Office work more than skilled vocational expertise.
Young people are frequently pushed toward careers based on prestige, social perception, or financial symbolism rather than genuine fit, capability, or purpose. At the same time, vocational and technical pathways are often looked down upon, yet society complains about the shortage of highly skilled technicians, artisans, and practical problem-solvers.
We praise “sharpness” more than excellence. We reward connections more than competence. We admire quick success more than disciplined growth. These cultural signals shape young people long before they enter the labour market. Over time, they influence how people learn, what they pursue, what they value, and ultimately what kind of workforce a country produces.
So, when we discuss the skills gap, we must also confront a deeper issue: a values gap. A society that does not consistently honour competence will struggle to consistently produce excellence. If we truly want globally competitive talent, then we must redesign not only our institutions, but also our cultural incentives and social values. We must learn to celebrate people who can do things well—not merely people who carry impressive titles.
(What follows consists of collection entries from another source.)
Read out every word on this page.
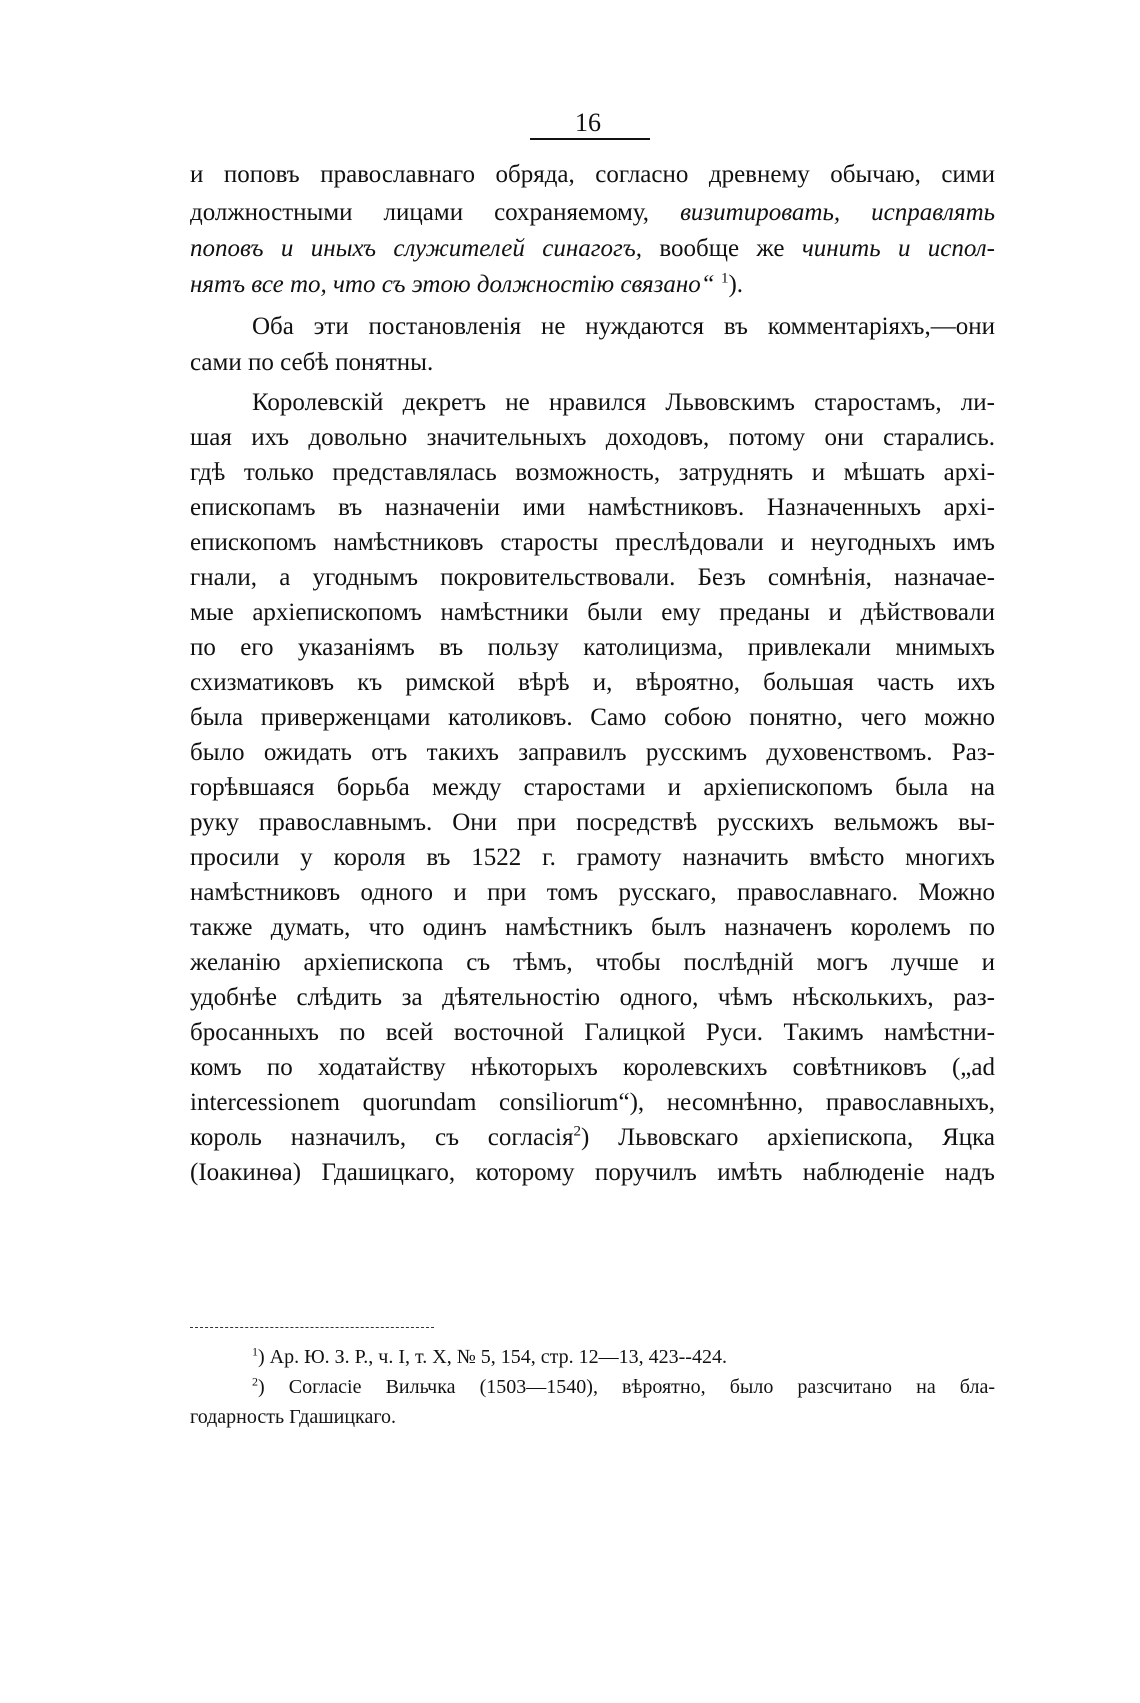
16
и поповъ православнаго обряда, согласно древнему обычаю, сими
должностными лицами сохраняемому, визитировать, исправлять
поповъ и иныхъ служителей синагогъ, вообще же чинить и испол-
нятъ все то, что съ этою должностію связано“ $^1$).
Оба эти постановленія не нуждаются въ комментаріяхъ,—они
сами по себѣ понятны.
Королевскій декретъ не нравился Львовскимъ старостамъ, ли-
шая ихъ довольно значительныхъ доходовъ, потому они старались.
гдѣ только представлялась возможность, затруднять и мѣшать архі-
епископамъ въ назначеніи ими намѣстниковъ. Назначенныхъ архі-
епископомъ намѣстниковъ старосты преслѣдовали и неугодныхъ имъ
гнали, а угоднымъ покровительствовали. Безъ сомнѣнія, назначае-
мые архіепископомъ намѣстники были ему преданы и дѣйствовали
по его указаніямъ въ пользу католицизма, привлекали мнимыхъ
схизматиковъ къ римской вѣрѣ и, вѣроятно, большая часть ихъ
была приверженцами католиковъ. Само собою понятно, чего можно
было ожидать отъ такихъ заправилъ русскимъ духовенствомъ. Раз-
горѣвшаяся борьба между старостами и архіепископомъ была на
руку православнымъ. Они при посредствѣ русскихъ вельможъ вы-
просили у короля въ 1522 г. грамоту назначить вмѣсто многихъ
намѣстниковъ одного и при томъ русскаго, православнаго. Можно
также думать, что одинъ намѣстникъ былъ назначенъ королемъ по
желанію архіепископа съ тѣмъ, чтобы послѣдній могъ лучше и
удобнѣе слѣдить за дѣятельностію одного, чѣмъ нѣсколькихъ, раз-
бросанныхъ по всей восточной Галицкой Руси. Такимъ намѣстни-
комъ по ходатайству нѣкоторыхъ королевскихъ совѣтниковъ („ad
intercessionem quorundam consiliorum“), несомнѣнно, православныхъ,
король назначилъ, съ согласія$^2$) Львовскаго архіепископа, Яцка
(Іоакинѳа) Гдашицкаго, которому поручилъ имѣть наблюденіе надъ
$^1$) Ар. Ю. З. Р., ч. I, т. X, № 5, 154, стр. 12—13, 423--424.
$^2$) Согласіе Вильчка (1503—1540), вѣроятно, было разсчитано на бла-
годарность Гдашицкаго.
But beneath all these arguments lies a deeper truth: Nigeria’s skills gap is not merely the absence of talent, it is the failure of systems designed to discover, develop, discipline, deploy, and retain human capability effectively.
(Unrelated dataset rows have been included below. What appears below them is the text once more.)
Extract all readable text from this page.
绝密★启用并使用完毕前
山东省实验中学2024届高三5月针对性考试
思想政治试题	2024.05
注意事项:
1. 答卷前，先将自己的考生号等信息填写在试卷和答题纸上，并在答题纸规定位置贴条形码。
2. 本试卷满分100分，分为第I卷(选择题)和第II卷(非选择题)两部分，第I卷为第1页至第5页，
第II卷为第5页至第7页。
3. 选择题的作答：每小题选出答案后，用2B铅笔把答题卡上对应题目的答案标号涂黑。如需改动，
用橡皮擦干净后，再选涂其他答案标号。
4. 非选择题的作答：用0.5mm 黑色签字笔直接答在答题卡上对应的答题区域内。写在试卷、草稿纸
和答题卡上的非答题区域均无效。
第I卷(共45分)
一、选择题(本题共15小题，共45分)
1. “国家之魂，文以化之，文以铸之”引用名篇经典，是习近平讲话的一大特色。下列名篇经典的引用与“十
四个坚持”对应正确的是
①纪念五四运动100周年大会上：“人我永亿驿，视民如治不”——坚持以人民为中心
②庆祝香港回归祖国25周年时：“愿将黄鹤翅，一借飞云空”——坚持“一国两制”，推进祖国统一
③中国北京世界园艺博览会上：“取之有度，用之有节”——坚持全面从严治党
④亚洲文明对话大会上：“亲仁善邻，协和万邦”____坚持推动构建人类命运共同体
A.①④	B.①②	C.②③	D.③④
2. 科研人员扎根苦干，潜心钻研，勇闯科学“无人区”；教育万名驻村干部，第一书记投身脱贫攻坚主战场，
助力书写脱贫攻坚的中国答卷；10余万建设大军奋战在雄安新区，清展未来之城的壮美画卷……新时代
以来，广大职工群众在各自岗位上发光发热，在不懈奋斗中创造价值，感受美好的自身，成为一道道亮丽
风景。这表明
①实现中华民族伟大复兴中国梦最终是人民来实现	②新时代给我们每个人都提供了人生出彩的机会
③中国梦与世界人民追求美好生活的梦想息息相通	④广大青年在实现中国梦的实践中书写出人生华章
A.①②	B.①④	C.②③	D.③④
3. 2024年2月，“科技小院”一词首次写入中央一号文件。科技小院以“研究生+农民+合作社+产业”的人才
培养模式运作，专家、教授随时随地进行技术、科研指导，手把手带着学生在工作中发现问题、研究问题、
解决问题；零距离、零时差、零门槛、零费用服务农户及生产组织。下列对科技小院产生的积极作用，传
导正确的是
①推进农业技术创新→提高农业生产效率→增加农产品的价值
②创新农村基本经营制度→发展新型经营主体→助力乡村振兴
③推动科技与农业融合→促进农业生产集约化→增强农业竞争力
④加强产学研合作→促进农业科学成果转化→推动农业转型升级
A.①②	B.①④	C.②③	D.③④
The real gap is the distance between what the economy requires, and what the system consistently produces.
That gap is a design failure. It means schools, training systems, workplaces, and public institutions are not consistently converting human potential into productive competence. And competence does not emerge accidentally.
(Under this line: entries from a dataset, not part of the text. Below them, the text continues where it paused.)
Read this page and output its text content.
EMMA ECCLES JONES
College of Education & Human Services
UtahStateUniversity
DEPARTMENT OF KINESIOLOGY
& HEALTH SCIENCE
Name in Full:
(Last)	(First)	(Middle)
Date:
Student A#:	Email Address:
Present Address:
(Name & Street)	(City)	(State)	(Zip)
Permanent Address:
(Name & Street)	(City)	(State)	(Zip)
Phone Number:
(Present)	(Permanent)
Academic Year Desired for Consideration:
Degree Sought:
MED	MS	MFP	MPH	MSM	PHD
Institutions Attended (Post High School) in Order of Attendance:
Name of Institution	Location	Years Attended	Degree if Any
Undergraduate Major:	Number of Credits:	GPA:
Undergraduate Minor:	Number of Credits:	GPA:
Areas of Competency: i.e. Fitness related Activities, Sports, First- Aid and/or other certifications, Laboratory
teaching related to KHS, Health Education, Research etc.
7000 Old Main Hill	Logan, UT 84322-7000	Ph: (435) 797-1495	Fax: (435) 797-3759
No nation becomes globally competitive simply because its people are naturally intelligent. Raw intelligence is not enough. Potential is not enough. Certificates are not enough. Talent must be intentionally developed.
Skills must be deliberately built through education, exposure, repetition, mentorship, discipline, feedback, and real-world application.
Competence must be designed into the education system, the workplace, the enterprise ecosystem, public policy, and even personal development culture.
The hard truth is this:
Until we stop treating the skills gap primarily as a people problem and start treating it as a design problem, very little will change.
We will continue exporting our best talent.
We will continue importing solutions we could have built ourselves.
We will continue blaming graduates while refusing to redesign the environments that shape them.
So perhaps the more important questions are:
- How do we design an education system that produces capability, not just certification?
- How do we create stronger feedback loops between industry and curriculum?
- How do organisations design structured onboarding, mentorship, and growth systems?
- How do individuals build personal learning systems despite weak institutions?
- How do governments design execution pathways instead of policy documents alone?
These are the questions that truly matter, because excellence is not rare in Nigeria because Nigerians lack intelligence or potential but because effective systems of development are rare. And systems do not improve accidentally, they are designed.
So, this is the call to action for all of us. We all have a role to play.
If you run a company, stop expecting universities to produce finished products. Build learning systems. Design role clarity. Create feedback loops. Develop people intentionally.
If you are in government, move beyond policy announcements. Design execution pathways. Strengthen accountability. Build bridges between classrooms and workplaces.
If you are an educator, redesign learning around application, critical thinking, and problem-solving—not memorisation alone.
And if you are a young professional or graduate, do not wait for perfect systems before taking responsibility for your growth. Build your own learning architecture. Develop yourself deliberately. But also stop internalising blame that belongs partly to broken structures.
We have to design enough systems that will consistently produce excellence. And to design, ultimately, is a choice. The question is whether we are finally ready to choose deliberately.